Notice something in the above screenshot?
The PC's language is Hindi. Do you have any idea what this means?
Notice something in the above screenshot?
The PC's language is Hindi. Do you have any idea what this means?
I'll try to answer each section one by one.
First we have:
The text here is: सफल लोगनि which is actually wrong. सफल means successful and लोगनि is a typo of "Login".
The line immediately below it actually do not mean anything; that is, they do not form any sensible words.
Below that, we have a misspelled version of "सुरक्षा कोड". सुरक्षा In Hindi is "Security".
So this can be taken as a loose translation of "Security code".
The button below it also spells लोगनि which again is a typo of "Login".
And the button on the left is "रद्द करे" Which reads "Cancel".
So this is your typical login prompt.
The panel on the right:
Now this is a sort of status table.
Here you can see "ठीक" Which is "OK" in English.
Then we have "रखरखाव " Which is "maintenance", and then we have "चेतावनी " Which is "Warning".
So you can say this is some sort of a status for a system.
Source: I am a Native Hindi/Marathi speaker from India :P
Logni is not a typo here.

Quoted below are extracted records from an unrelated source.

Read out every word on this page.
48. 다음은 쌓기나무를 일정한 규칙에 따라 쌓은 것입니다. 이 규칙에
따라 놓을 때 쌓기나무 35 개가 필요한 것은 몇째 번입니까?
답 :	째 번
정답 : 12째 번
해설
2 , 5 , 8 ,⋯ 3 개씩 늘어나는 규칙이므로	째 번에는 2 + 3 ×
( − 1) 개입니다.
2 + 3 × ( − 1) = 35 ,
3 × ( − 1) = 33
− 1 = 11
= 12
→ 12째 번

Let me explain.
In Devnagri script, there is a concept of Typographic Ligatures. Simply speaking that means, under certain cicumstances, a vowel and a consonant character written as say 'ab' will be rendered slightly differently, sometimes in the opposite order.
Here Login (written in Hindi using the Devnagari equivalents of L-G-N-I (that's the spelling)) will be correctly rendered by the display OS (Windows? maybe) as L-G-I-N.
A classic example was pre Jellybean (4.2) Android where Devnagari script (and other similar scripts) could not be rendered correctly due to the same issue. Post 4.2, Android does it right.
Even now, since I am in India, I see image based ads on websites that have the same issue. They have been created in systems without proper Ligature support.